Bob grinned back. “I’ll do all the business you want.”
“Good. Give me a call sometime toward the end of next week. Give me a chance to digest some of this good stuff I’ve seen. That be okay with you?”
“For sure. I know we have a lot to offer to you. At a very competitive pricing structure.”
“That’s really good to know. We’ll be in touch.” With a wave, the prospect left the office.
Bob sat down at his desk and filled out the prospect contact sheet and where it asked whether the sale would close this month, Bob carefully wrote in “Definitely YES.”
Three months later, Bob changed the information in the box to “Competitor sold.”
Does either Bob or the prospect in the above dialogue have any real idea what the other one is talking about? Or are they both just filling up time with meaningless phrases that sound like there is substance? This is mutual mystification, and it usually passes for “progress” with a prospect.
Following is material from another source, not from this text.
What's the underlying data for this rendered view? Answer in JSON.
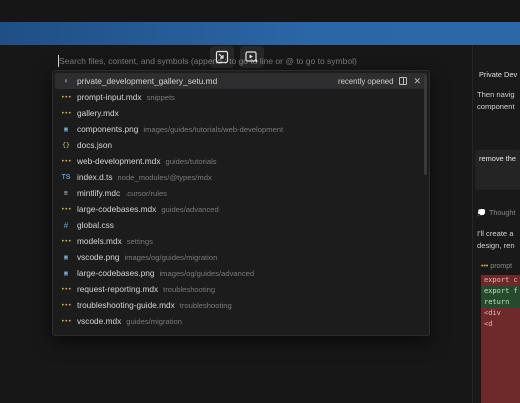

Mutual mystification happens all the time because the vast majority of people are convinced that they know exactly what someone meant. For example, in our story the prospect stated:
“Your presentation was excellent.”
What exactly does this statement mean? Does it mean that Bob has an eloquent speaking voice? The slides and overheads were colorful and well laid-out? The printed material was readable? This statement is absolutely meaningless unless one simple step is taken:
“Thank you. And by excellent you mean…?”
The prospect would then be forced to eliminate the mystery and define what was meant by excellent.
Prospects and salespeople are usually comfortable with mutual mystification because prospects never have to commit to anything and salespeople get to assume anything they want.
Most sales calls consist entirely of mutual mystification because the prospect expects it and is comfortable with it. Salespeople readily play their part in supplying meaningless statements. The end result: Both parties come to the end of the meeting with no commitments to do anything yet both parties feel good.
Eliminating mutual mystification is very simple. Go through the story and see if anything either the prospect said or Bob said really means anything. Instead of Bob responding as he did, what questions could he have asked to determine the meaning of what the prospect was saying?
If you can, tape record your interaction with a prospect, and then go back through the tape jotting down all the statements both you and the prospect make that sound good, but mean nothing.
If you think you know what someone said, you don’t know until you ask him.
How you interact with your prospects the first time you meet them—before you ever make a presentation—can have a greater impact on your likelihood of closing a sale than the actual aspects of the product or service you have to offer.